[net.books] THE SOUL OF A NEW MACHINE

leeper@mtgzz.UUCP (m.r.leeper) (07/24/85)

                 THE SOUL OF A NEW MACHINE by Tracy Kidder
                             1982, $3.95, Avon.
                      A book review by Mark R. Leeper

     This is one of those books that sat on my shelf for years before I
actually got around to reading it.  I knew it was inevitable that I would
read it since it was a best seller about my own industry, but at the same
time I was never anxious to read a book that was so much like work.  My
final impression is that the book contained some very perceptive
observations about life in the technical community, yet other parts seemed
off base.

     The book is, as I am sure most computer people know, an account of the
development of a computer--the Eagle--by a team at Data General.  Kidder
gives mostly a breezy narrative of how such a project runs, but takes
frequent detours to explain in layman's terms how a computer works or to
give biographical sketches of the *dramatis personae*.  It was probably the
former that won it the 1982 Pulitzer Prize.  The technical description isn't
great, but it probably made the Pulitzer Committee feel that they were
reading and understanding something of some complexity.  In fact, Kidder
tends to shy away from technical details that he cannot render into simple
terms.  So while we are told that the Eagle is being built to compete with
and to beat the VAX, we are never given any real comparison of the two
machines.  That, presumably, would be tougher to explain than how memory
works.

     The day-to-day drama of working on such a project does ring fairly true
without too much distortion of details for effect.  I was bothered by the
dialogue, however.  It often struck me as being less than credible.  Too
many of the conversations are terminated by someone getting in a dramatic
last word.  That makes for good reading, I suppose, but it is a writing
convention and not a realistic portrayal of the way people talk.  I guess a
film that shows how people really behave would be dull and an author
deserves similar license to make his book enjoyable.

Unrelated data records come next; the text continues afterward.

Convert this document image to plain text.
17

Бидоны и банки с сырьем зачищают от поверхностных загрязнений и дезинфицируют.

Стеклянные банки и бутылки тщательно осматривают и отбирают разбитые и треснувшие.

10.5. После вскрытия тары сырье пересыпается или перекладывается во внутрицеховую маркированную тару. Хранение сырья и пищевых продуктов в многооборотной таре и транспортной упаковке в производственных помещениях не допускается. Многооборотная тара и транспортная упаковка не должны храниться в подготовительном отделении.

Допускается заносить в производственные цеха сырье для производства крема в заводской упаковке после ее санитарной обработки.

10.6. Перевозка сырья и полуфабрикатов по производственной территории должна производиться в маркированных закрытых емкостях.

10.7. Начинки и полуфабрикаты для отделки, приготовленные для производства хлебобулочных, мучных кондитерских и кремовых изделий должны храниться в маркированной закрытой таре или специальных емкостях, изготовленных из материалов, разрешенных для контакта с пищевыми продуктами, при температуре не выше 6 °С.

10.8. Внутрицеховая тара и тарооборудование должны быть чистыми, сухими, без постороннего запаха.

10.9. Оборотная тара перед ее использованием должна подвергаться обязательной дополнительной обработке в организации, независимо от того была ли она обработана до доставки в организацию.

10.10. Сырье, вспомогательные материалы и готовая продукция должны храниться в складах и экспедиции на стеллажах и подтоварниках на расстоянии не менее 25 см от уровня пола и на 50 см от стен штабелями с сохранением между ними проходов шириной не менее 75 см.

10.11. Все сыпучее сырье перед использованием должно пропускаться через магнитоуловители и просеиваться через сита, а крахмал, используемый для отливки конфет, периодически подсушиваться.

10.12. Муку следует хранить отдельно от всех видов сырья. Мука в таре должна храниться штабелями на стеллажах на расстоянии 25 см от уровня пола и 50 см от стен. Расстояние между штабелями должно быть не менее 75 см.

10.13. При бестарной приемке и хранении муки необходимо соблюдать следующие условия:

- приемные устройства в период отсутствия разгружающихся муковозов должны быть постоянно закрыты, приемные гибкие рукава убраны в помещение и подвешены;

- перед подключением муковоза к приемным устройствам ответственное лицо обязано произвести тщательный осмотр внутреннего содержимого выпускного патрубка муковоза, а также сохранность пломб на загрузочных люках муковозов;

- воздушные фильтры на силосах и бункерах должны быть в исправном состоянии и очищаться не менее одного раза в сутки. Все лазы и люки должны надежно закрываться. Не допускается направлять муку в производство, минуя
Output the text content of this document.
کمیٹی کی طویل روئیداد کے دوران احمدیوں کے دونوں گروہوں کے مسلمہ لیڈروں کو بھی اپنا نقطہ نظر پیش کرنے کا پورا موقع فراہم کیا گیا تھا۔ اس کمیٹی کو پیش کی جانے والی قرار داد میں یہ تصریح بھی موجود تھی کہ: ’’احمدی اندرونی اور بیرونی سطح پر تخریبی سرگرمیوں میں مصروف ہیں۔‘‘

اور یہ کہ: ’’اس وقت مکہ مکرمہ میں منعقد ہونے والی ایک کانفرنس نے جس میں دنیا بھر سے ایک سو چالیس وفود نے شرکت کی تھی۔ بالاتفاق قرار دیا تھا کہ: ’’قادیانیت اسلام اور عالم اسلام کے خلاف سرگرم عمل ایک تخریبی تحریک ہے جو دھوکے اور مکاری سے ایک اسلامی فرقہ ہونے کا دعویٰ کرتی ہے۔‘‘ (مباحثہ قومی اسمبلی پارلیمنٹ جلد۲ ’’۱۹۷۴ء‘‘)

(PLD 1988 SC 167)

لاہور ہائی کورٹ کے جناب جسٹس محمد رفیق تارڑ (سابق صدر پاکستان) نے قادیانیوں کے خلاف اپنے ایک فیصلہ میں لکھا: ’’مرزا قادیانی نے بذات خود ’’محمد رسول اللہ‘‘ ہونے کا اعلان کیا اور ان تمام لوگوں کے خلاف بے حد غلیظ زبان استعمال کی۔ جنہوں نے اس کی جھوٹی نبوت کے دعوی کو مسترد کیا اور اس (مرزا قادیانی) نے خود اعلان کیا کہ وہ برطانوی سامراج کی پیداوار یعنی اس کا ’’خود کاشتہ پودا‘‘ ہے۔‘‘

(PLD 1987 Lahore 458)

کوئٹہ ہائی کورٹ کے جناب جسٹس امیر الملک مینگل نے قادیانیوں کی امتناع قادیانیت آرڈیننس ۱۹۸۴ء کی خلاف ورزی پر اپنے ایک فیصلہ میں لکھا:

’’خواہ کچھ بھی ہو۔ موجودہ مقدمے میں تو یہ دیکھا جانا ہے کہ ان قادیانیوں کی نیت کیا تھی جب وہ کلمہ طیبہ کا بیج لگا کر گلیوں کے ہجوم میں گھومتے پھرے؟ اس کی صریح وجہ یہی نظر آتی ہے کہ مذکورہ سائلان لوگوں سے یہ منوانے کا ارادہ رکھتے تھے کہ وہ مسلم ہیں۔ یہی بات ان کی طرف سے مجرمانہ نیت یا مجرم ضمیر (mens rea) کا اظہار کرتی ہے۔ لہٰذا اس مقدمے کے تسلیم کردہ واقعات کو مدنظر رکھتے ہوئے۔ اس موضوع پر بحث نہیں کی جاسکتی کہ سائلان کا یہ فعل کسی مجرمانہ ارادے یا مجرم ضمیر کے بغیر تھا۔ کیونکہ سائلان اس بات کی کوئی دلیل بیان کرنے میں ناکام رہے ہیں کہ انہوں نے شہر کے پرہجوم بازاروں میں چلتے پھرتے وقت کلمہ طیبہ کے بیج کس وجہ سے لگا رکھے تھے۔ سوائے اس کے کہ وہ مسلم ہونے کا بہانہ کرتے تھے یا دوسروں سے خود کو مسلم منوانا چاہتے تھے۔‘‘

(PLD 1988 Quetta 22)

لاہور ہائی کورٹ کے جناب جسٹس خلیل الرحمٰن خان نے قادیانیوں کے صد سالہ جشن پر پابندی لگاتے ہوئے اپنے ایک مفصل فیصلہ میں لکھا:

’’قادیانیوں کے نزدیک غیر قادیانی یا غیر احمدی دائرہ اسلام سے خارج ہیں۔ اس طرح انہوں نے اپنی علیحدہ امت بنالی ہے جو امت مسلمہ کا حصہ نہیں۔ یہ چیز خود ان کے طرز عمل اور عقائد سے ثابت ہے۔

     THE SOUL OF A NEW MACHINE is not the sort of weighty book one usually
associates with the Pulitzer Prize, but it does bring light to the work of
some people who rarely get attention outside of their own circles.  There
are plenty of books describing what it is like to be a doctor, a policeman,
even a reporter.  At least THE SOUL OF A NEW MACHINE had the originality to
show the technical community to readers outside of science fiction.